As taxas tão elevadas confirmam a existência de um problema que ainda não foi enfrentado pelos governos com políticas que busquem saná-lo a longo prazo. Tampouco foi combatido levando-se em conta a gravidade. Um dos agravantes para compreender a questão é a baixa credibilidade das estatísticas oficiais (que são reconhecidas, à unanimidade, pouco confiáveis) relativas a crimes praticados no Brasil e, especialmente, pelo número recorde de assassinatos (certamente muito maior do que os divulgados). Especialmente, após o advento da difusão das estatísticas como fator primordial de mensuração da produtividade das diversas instituições associadas à segurança pública, as autoridades responsáveis pelo combate à criminalidade passaram a ostentar maior (e incentivado) interesse por números, em detrimento de resultados reais, passando, por natural via de consequência, a priorizar a busca por um culpado (artigo indefinido), em lugar do culpado.

Essa realidade (que, em certa medida, sempre existiu no Brasil) foi substancialmente ampliada (em todas as suas modalidades exteriorizantes) nos últimos anos, coincidindo com as iniciativas (pouco ponderadas) que objetivavam, em última análise, aumentar a eficiência operacional do aparato policial. Com efeito, diferentemente de outros países (Estados Unidos, Alemanha e França), cumpre reconhecer que o Estado brasileiro não tem conseguido impedir que o apenado continue se comunicando com o exterior, liderando a perpetração de uma série de crimes.

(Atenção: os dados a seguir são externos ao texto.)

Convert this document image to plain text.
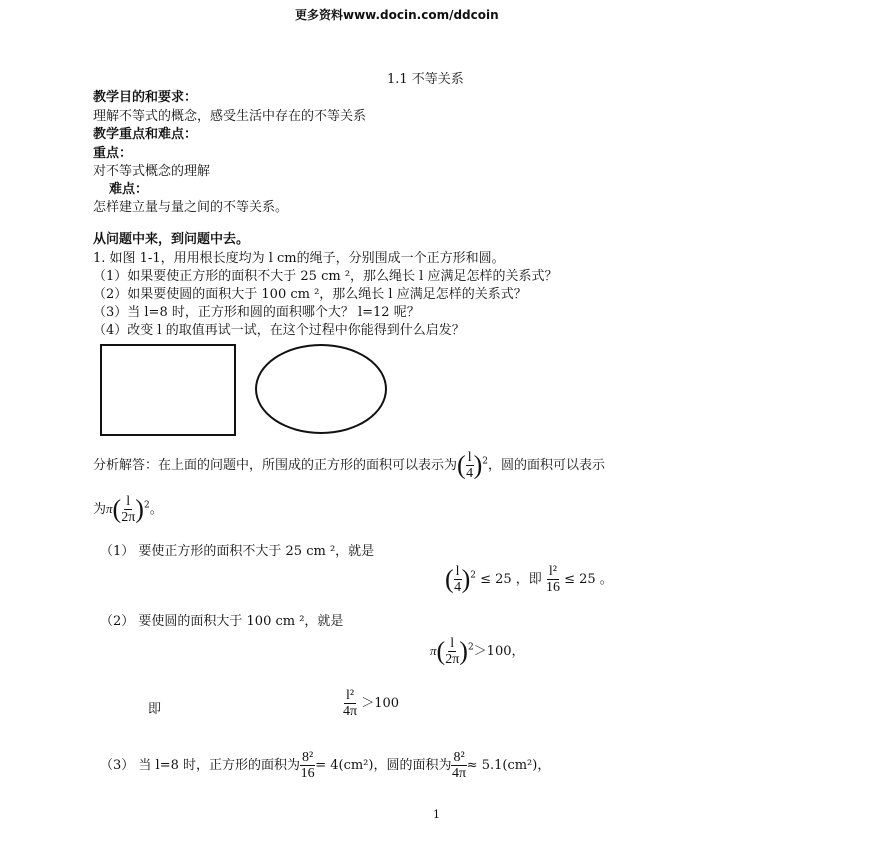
更多资料www.docin.com/ddcoin
1.1 不等关系
教学目的和要求：
理解不等式的概念，感受生活中存在的不等关系
教学重点和难点：
重点：
对不等式概念的理解
难点：
怎样建立量与量之间的不等关系。
从问题中来，到问题中去。
1. 如图 1-1，用用根长度均为 l cm的绳子，分别围成一个正方形和圆。
（1）如果要使正方形的面积不大于 25 cm ²，那么绳长 l 应满足怎样的关系式？
（2）如果要使圆的面积大于 100 cm ²，那么绳长 l 应满足怎样的关系式？
（3）当 l=8 时，正方形和圆的面积哪个大？ l=12 呢？
（4）改变 l 的取值再试一试，在这个过程中你能得到什么启发？
分析解答：在上面的问题中，所围成的正方形的面积可以表示为( $\frac{l}{4} )^2$，圆的面积可以表示
为$\pi( \frac{l}{2\pi} )^2$。
（1） 要使正方形的面积不大于 25 cm ²，就是
( $\frac{l}{4} )^2 \le 25$ ，即 $\frac{\text{l²}}{16} \le 25$ 。
（2） 要使圆的面积大于 100 cm ²，就是
$\pi( \frac{l}{2\pi} )^2>100$，
即	$\frac{\text{l²}}{4\pi} >100$
（3） 当 l=8 时，正方形的面积为 $\frac{\text{8²}}{16} = 4(cm^2)$，圆的面积为 $\frac{\text{8²}}{4\pi} \approx 5.1(cm^2)$，
1
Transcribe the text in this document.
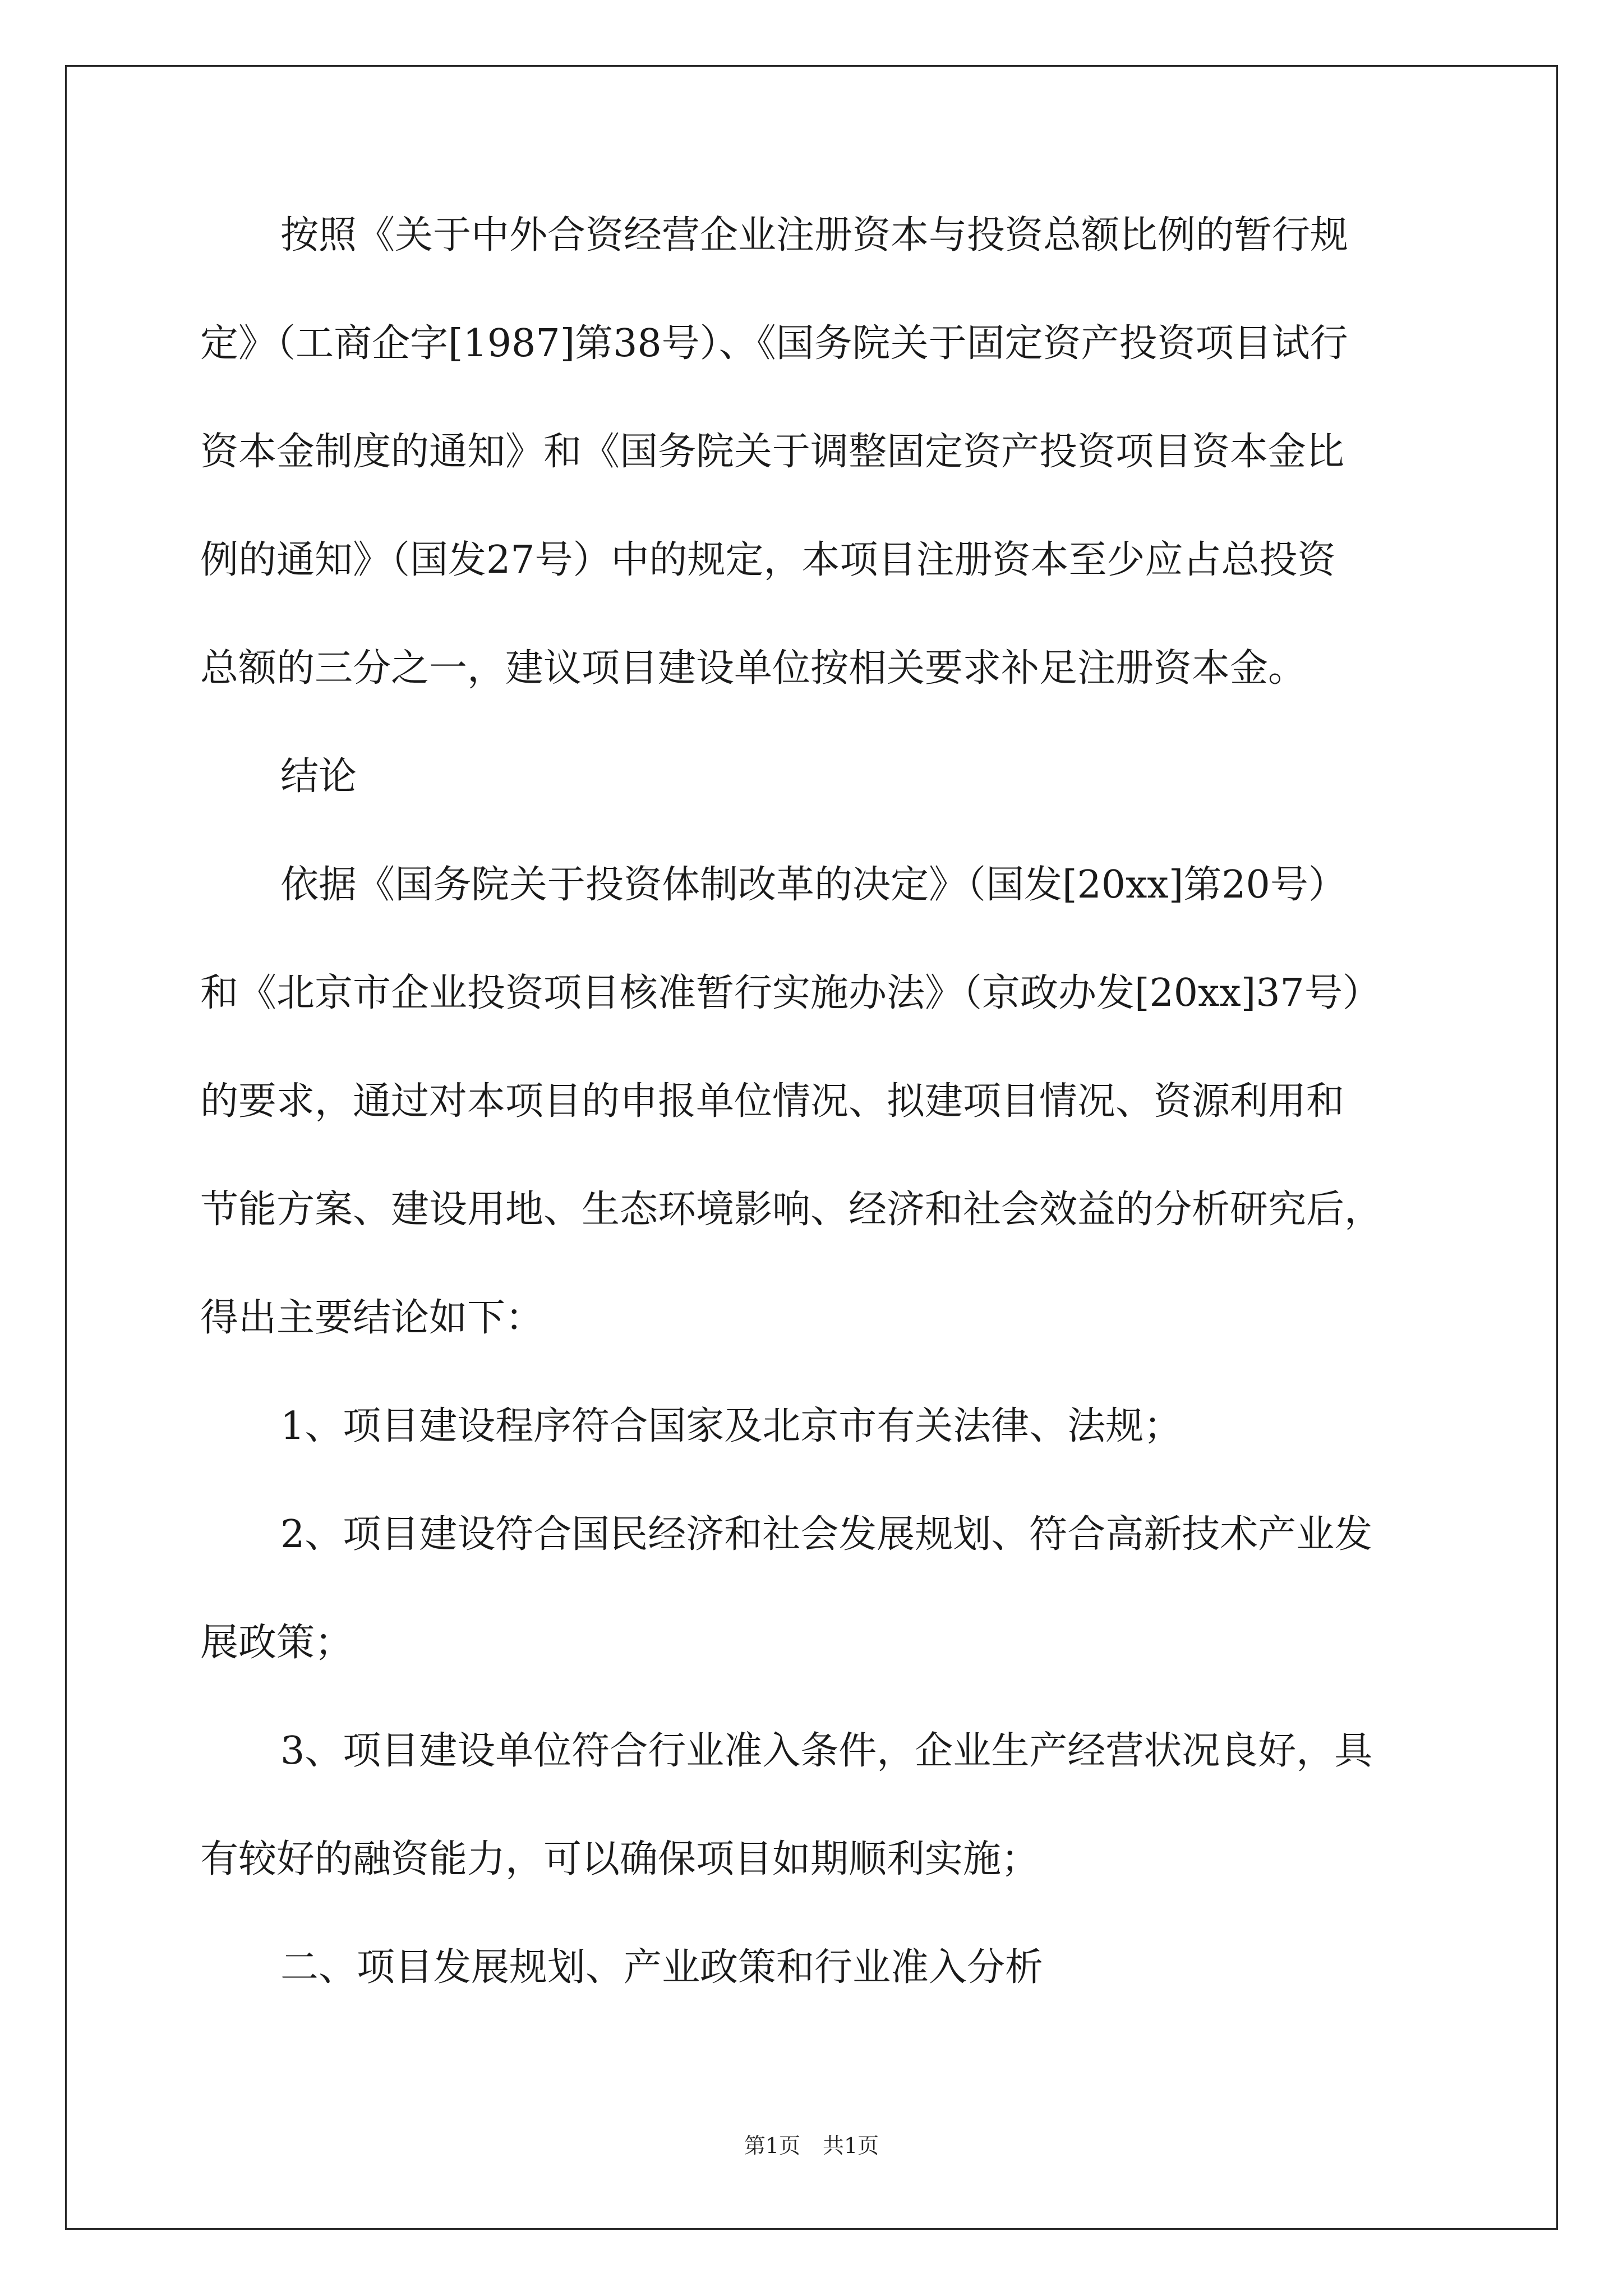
按照《关于中外合资经营企业注册资本与投资总额比例的暂行规
定》（工商企字[1987]第38号）、《国务院关于固定资产投资项目试行
资本金制度的通知》和《国务院关于调整固定资产投资项目资本金比
例的通知》（国发27号）中的规定，本项目注册资本至少应占总投资
总额的三分之一，建议项目建设单位按相关要求补足注册资本金。
结论
依据《国务院关于投资体制改革的决定》（国发[20xx]第20号）
和《北京市企业投资项目核准暂行实施办法》（京政办发[20xx]37号）
的要求，通过对本项目的申报单位情况、拟建项目情况、资源利用和
节能方案、建设用地、生态环境影响、经济和社会效益的分析研究后，
得出主要结论如下：
1、项目建设程序符合国家及北京市有关法律、法规；
2、项目建设符合国民经济和社会发展规划、符合高新技术产业发
展政策；
3、项目建设单位符合行业准入条件，企业生产经营状况良好，具
有较好的融资能力，可以确保项目如期顺利实施；
二、项目发展规划、产业政策和行业准入分析
第1页 共1页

Como se não bastasse a ousadia da criminalidade contemporânea, que cada vez mais insiste em aterrorizar a sociedade, a ausência de integração e de sintonia entre os entes (União, estados, Distrito Federal e municípios) que fazem parte do sistema denominado Constitucional da Segurança Pública (art. 144 da Lei Maior) é flagrante, sendo apontada como uma das muitas causas para o quadro atual. De fato, no Brasil, mata-se por qualquer motivo. Ceifa-se a vida humana por um aparelho de celular ou um par de tênis de qualquer modelo ou marca, independentemente do custo aquisitivo legal. Isso tudo diante do atual cenário de tragédia e de violência com o qual infelizmente nos acostumamos a conviver.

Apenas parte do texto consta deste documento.